En outre, à la suite de la guerre contre l’Ukraine, l’influence de la Russie dans le Caucase du Sud continue d’être mise sous pression. La situation militaire difficile sur le terrain affaiblit la capacité militaire de la Russie à projeter sa puissance dans la région. Dans le même temps, des forces puissantes dans tous les pays du Caucase du Sud – la Géorgie, l’Arménie et l’Azerbaïdjan – semblent de plus en plus alignées dans leur désir d’éliminer l’influence russe de la région une fois pour toutes, malgré des différences significatives entre ces deux derniers pays.

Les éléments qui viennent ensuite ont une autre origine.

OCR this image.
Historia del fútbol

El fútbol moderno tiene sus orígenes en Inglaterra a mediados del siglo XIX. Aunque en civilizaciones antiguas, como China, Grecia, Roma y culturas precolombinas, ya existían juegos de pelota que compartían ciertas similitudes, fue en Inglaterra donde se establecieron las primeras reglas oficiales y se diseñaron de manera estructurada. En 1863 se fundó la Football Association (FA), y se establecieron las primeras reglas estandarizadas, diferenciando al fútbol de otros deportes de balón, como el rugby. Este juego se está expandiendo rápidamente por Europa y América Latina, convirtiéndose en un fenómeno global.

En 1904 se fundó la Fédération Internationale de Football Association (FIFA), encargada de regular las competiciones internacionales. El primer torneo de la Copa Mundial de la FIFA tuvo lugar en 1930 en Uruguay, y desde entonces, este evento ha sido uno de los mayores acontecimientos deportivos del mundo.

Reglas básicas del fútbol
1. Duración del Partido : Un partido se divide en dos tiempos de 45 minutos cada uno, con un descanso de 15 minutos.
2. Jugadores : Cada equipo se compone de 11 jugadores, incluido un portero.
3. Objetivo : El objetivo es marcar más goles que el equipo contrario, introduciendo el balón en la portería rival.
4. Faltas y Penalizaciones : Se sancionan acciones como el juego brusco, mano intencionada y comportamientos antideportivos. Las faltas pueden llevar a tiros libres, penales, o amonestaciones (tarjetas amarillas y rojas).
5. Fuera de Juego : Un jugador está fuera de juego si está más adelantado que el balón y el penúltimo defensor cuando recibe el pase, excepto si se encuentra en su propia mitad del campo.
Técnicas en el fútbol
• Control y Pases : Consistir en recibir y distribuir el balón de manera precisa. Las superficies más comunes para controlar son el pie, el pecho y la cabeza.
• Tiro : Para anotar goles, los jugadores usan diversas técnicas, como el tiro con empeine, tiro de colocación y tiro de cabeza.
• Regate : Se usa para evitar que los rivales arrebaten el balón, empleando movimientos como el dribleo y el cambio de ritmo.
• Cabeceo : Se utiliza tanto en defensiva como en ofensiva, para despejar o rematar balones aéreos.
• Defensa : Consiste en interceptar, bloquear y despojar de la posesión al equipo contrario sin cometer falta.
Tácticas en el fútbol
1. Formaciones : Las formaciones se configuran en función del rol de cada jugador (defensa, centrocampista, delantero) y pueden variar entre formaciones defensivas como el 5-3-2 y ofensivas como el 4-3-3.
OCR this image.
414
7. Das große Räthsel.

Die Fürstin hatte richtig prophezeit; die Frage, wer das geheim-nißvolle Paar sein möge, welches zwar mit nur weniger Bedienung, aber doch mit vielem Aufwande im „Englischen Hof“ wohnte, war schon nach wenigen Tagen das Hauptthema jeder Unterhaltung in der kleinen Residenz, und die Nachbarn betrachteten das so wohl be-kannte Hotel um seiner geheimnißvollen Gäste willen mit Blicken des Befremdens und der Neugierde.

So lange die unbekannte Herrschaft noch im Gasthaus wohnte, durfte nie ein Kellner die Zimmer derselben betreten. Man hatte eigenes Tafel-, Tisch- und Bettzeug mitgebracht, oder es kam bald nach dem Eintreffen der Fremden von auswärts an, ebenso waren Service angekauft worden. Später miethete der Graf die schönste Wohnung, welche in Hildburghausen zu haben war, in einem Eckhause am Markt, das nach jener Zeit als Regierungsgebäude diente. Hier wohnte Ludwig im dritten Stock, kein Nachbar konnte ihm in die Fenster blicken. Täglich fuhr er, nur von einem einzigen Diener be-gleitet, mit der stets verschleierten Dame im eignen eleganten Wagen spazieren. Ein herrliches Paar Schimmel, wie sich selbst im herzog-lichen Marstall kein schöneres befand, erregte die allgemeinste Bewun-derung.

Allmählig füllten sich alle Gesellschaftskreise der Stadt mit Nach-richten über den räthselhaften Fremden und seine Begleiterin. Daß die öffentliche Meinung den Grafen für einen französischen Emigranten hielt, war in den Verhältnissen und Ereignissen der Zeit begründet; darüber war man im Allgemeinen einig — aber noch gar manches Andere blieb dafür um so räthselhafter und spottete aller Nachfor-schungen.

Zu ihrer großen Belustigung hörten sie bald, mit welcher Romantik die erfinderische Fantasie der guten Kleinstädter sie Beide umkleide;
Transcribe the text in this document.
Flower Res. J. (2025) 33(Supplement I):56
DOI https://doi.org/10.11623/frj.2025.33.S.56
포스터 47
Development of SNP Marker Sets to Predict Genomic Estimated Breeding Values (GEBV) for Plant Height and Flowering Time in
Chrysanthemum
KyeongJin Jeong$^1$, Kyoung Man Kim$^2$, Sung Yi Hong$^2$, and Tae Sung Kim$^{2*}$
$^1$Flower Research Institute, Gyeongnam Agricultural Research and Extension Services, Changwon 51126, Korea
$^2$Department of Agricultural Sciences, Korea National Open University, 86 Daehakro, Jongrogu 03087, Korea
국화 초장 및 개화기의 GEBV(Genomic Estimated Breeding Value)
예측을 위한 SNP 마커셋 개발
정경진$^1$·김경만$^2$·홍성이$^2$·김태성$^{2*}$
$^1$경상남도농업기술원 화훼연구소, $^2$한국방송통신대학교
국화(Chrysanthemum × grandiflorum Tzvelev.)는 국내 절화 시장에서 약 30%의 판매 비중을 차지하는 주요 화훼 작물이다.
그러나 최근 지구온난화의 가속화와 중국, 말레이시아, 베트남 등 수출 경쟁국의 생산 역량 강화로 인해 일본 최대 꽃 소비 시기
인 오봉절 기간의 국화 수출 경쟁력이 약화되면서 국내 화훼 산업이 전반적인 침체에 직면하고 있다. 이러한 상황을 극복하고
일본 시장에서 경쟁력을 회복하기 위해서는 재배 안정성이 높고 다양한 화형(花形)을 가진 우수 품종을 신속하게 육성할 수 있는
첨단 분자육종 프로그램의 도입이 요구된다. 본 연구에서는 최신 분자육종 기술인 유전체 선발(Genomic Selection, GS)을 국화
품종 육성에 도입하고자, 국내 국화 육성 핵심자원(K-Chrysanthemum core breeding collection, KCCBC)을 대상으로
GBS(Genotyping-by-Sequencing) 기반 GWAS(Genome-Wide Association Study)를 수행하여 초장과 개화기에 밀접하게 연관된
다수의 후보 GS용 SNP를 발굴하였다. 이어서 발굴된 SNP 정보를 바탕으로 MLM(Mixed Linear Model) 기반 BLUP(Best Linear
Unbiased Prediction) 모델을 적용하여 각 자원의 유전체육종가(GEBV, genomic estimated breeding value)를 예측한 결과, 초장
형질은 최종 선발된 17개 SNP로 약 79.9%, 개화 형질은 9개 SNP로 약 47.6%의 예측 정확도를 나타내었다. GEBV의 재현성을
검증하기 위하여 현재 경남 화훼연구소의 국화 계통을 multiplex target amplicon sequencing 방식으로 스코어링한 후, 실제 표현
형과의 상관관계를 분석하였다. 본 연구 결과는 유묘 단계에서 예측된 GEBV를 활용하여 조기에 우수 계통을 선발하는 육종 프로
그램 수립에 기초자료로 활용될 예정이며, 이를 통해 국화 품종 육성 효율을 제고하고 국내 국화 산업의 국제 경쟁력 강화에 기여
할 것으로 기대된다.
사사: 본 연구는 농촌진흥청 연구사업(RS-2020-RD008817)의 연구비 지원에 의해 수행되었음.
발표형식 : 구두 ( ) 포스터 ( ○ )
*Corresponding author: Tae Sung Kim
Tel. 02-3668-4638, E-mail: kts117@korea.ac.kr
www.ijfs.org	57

Dans ce nouvel environnement géopolitique, deux des nations du Caucase du Sud semblent avoir particulièrement en commun. L’Arménie et la Géorgie sont toutes deux de petits États sans grandes réserves de gaz et de pétrole et sans « grand frère géopolitique » offrant sa protection (contrairement à l’Azerbaïdjan), et elles ont beaucoup à gagner d’une relation plus étroite entre elles. Au début de l’année, Erevan et Tbilissi ont donc signé un accord pour faire passer leurs relations au niveau supérieur en signant un accord de coopération stratégique.
Mais cette coopération n’en est qu’à ses débuts et il y a beaucoup d’incertitudes sur ce qu’elle signifiera dans la pratique. Pour tenter d’en savoir un peu plus sur les relations bilatérales entre ces deux petites nations du Caucase du Sud, mais géostratégiquement importantes, Geopolitika a contacté des analystes géopolitiques des deux pays :
Le Géorgien Victor Kipiani est le fondateur et le directeur du groupe de réflexion GeoCase. Il s’intéresse aux relations internationales, à la sécurité, à la gouvernance, aux implications de l’ordre mondial pour la Géorgie et son voisinage, et à la macroéconomie. Il couvre régulièrement ces sujets dans les médias anglais et géorgiens. Il commente également fréquemment les derniers développements politiques en Géorgie ainsi que les tendances et événements géopolitiques mondiaux.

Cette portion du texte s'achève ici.